Nat Friedman’s interest in ancient history has made papyrologists and classicists a privileged group. His willingness to pay for reading these scrolls is so high that he’s willing to produce the text even though the information is a public good and he will capture only a tiny fraction of the benefit personally.

“[Nat] says he’s also contemplating buying scanners that can be placed right at the villa and used in parallel to scan tons of scrolls per day. “Even if there’s just one dialogue of Aristotle or a beautiful lost Homeric poem or a dispatch from a Roman general about this Jesus Christ guy who’s roaming around,” he says, “all you need is one of those for the whole thing to be more than worth it.”

The Long Tail

Prizes weren’t the only mechanism that contributed to reading the Herculaneum scrolls. Traditional universities and National Science Foundation funding supported Brent Seale’s research for over two decades.

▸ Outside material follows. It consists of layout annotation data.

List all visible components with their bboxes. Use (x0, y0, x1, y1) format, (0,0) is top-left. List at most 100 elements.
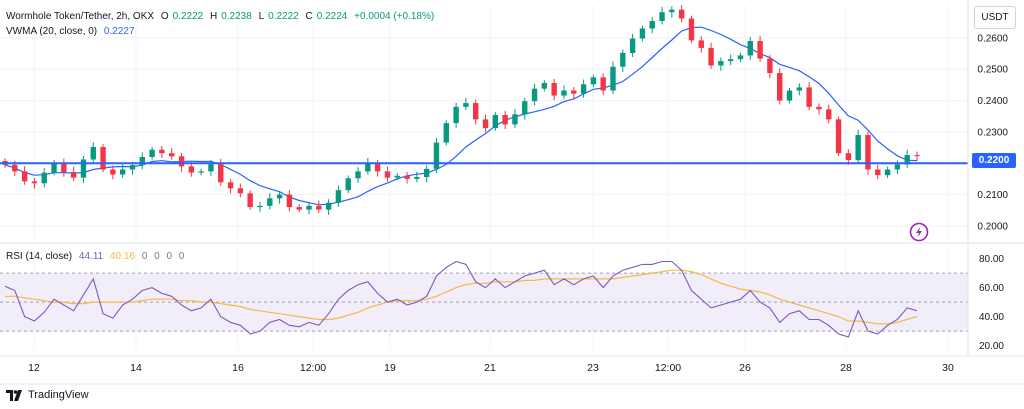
candle-body (551, 83, 557, 96)
candle-body (365, 163, 371, 172)
candle (767, 55, 773, 79)
candle (149, 146, 155, 160)
candle (708, 42, 714, 69)
close-value: 0.2224 (316, 11, 348, 22)
candle (580, 79, 587, 98)
candle (610, 61, 616, 94)
candle-body (796, 87, 803, 91)
candle-body (855, 135, 861, 161)
candle-body (531, 88, 538, 102)
candle (688, 15, 695, 44)
candle-body (139, 156, 145, 166)
candle (384, 166, 391, 182)
time-tick-label: 26 (739, 362, 751, 374)
candle-body (826, 109, 832, 120)
rsi-legend[interactable]: RSI (14, close) 44.11 40.16 0 0 0 0 (6, 251, 188, 262)
candle-body (188, 166, 195, 173)
candle-body (345, 178, 351, 191)
candle-body (404, 175, 410, 179)
candle-body (433, 142, 440, 169)
candle (522, 97, 528, 120)
price-tick-label: 0.2600 (977, 33, 1008, 44)
candle (100, 144, 106, 173)
candle-body (884, 169, 891, 176)
candle (747, 36, 753, 61)
price-tick-label: 0.2000 (977, 221, 1008, 232)
pane-separators (0, 0, 1024, 385)
candle-body (875, 169, 881, 176)
candle-body (610, 66, 616, 91)
candle-body (286, 194, 293, 208)
time-tick-label: 21 (484, 362, 496, 374)
candle (678, 5, 685, 23)
candle-body (512, 114, 518, 125)
candle-body (816, 106, 822, 110)
candle-body (639, 28, 646, 39)
close-label: C (305, 11, 313, 22)
candle (325, 199, 332, 215)
candle-body (267, 198, 273, 206)
candle-body (747, 41, 753, 56)
candle (169, 147, 175, 160)
candle (875, 164, 881, 180)
candle (463, 97, 469, 111)
candle-body (698, 40, 704, 48)
candle (306, 201, 312, 215)
candle-body (590, 77, 597, 85)
candle-body (708, 47, 714, 66)
candle-body (100, 146, 106, 170)
candle-body (718, 61, 724, 66)
vwma-legend[interactable]: VWMA (20, close, 0) 0.2227 (6, 26, 139, 37)
candle-body (31, 181, 38, 184)
candle (727, 54, 734, 66)
candle (227, 178, 234, 194)
candle (296, 204, 302, 213)
candle (119, 164, 126, 178)
candle-body (463, 103, 469, 107)
candle-body (218, 164, 224, 183)
symbol-legend: Wormhole Token/Tether, 2h, OKX O 0.2222 H… (6, 11, 438, 22)
rsi-extra-value: 0 (178, 251, 185, 262)
rsi-layer (4, 260, 918, 338)
candle (669, 6, 675, 18)
price-tick-label: 0.2500 (977, 65, 1008, 76)
price-tick-label: 0.2400 (977, 96, 1008, 107)
candle (620, 49, 626, 73)
candle (796, 83, 803, 96)
candle (267, 193, 273, 210)
candle (198, 168, 204, 176)
candle-body (894, 164, 901, 170)
time-tick-label: 12:00 (300, 362, 326, 374)
candle-body (502, 114, 508, 125)
footer: TradingView (0, 385, 200, 405)
low-label: L (258, 11, 265, 22)
rsi-tick-label: 20.00 (979, 341, 1004, 352)
candle-body (914, 155, 920, 157)
currency-button[interactable]: USDT (974, 6, 1016, 29)
candle (335, 185, 342, 207)
vwma-label: VWMA (20, close, 0) (6, 26, 98, 37)
candle-body (110, 169, 116, 175)
candle (659, 6, 665, 25)
vwma-layer (4, 26, 918, 206)
candle-body (306, 205, 312, 210)
candle-body (600, 77, 606, 91)
rsi-label: RSI (14, close) (6, 251, 73, 262)
candle (80, 156, 87, 183)
candle-body (737, 55, 744, 60)
candle-body (443, 123, 449, 143)
candle (531, 83, 538, 106)
candle-body (355, 171, 361, 179)
candle (551, 78, 557, 101)
candle-body (51, 162, 57, 173)
candle (365, 157, 371, 175)
candle (482, 114, 489, 133)
candle (629, 33, 636, 58)
price-axis: 0.20000.21000.22000.23000.24000.25000.26… (977, 33, 1008, 232)
candle (453, 102, 459, 128)
candle (41, 167, 47, 188)
time-tick-label: 16 (232, 362, 244, 374)
candle (473, 99, 479, 125)
flash-icon[interactable] (908, 221, 930, 243)
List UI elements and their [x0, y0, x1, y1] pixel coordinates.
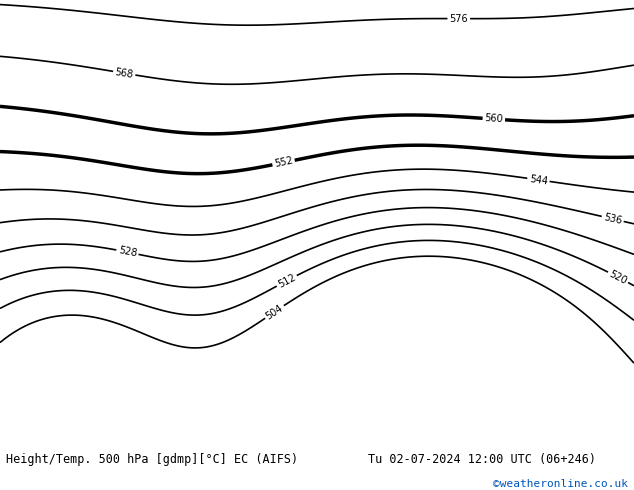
- Text: 560: 560: [484, 114, 503, 125]
- Text: 568: 568: [114, 67, 134, 80]
- Text: 576: 576: [450, 14, 468, 24]
- Text: ©weatheronline.co.uk: ©weatheronline.co.uk: [493, 479, 628, 489]
- Text: 536: 536: [602, 212, 623, 226]
- Text: 504: 504: [264, 303, 285, 321]
- Text: 544: 544: [529, 173, 548, 186]
- Text: Height/Temp. 500 hPa [gdmp][°C] EC (AIFS): Height/Temp. 500 hPa [gdmp][°C] EC (AIFS…: [6, 453, 299, 466]
- Text: 528: 528: [117, 245, 138, 259]
- Text: 552: 552: [273, 156, 294, 170]
- Text: 520: 520: [607, 269, 629, 286]
- Text: 512: 512: [276, 272, 297, 290]
- Text: Tu 02-07-2024 12:00 UTC (06+246): Tu 02-07-2024 12:00 UTC (06+246): [368, 453, 596, 466]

“The foundation was laid by Dr. Seales and his team. They spent two decades making the first scroll scans, building Volume Cartographer, demonstrating the first success in virtual unwrapping, and proving that Herculaneum ink can be detected in CT.”

This is similar to mRNA vaccines. Advanced market commitments and quick internal research at Moderna and Pfizer were the big push that got them produced during covid-19, but they were preceded by a long tail of NIH research. In both cases this research didn’t seem particularly high-value to reviewers for decades until it had its moment in the sun.

This difficulty in seeing potential before the critical moment suggests that science funding behemoths like the NIH should invest less in filtering and searching for what appear as high quality applicants, and pivot to giving out more, smaller, long-term “insurance grants” that allow lots of researchers to keep tinkering even when no one else sees the potential. When one of them hits on something, there are other mechanisms better suited to taking their idea over the finish line. The government’s comparative advantage isn’t in picking winners when the ideas are clear, it’s in having pockets deep enough and timelines long enough to “buy the index” of science and give early glimmers of unclear value a safety net to support tinkering.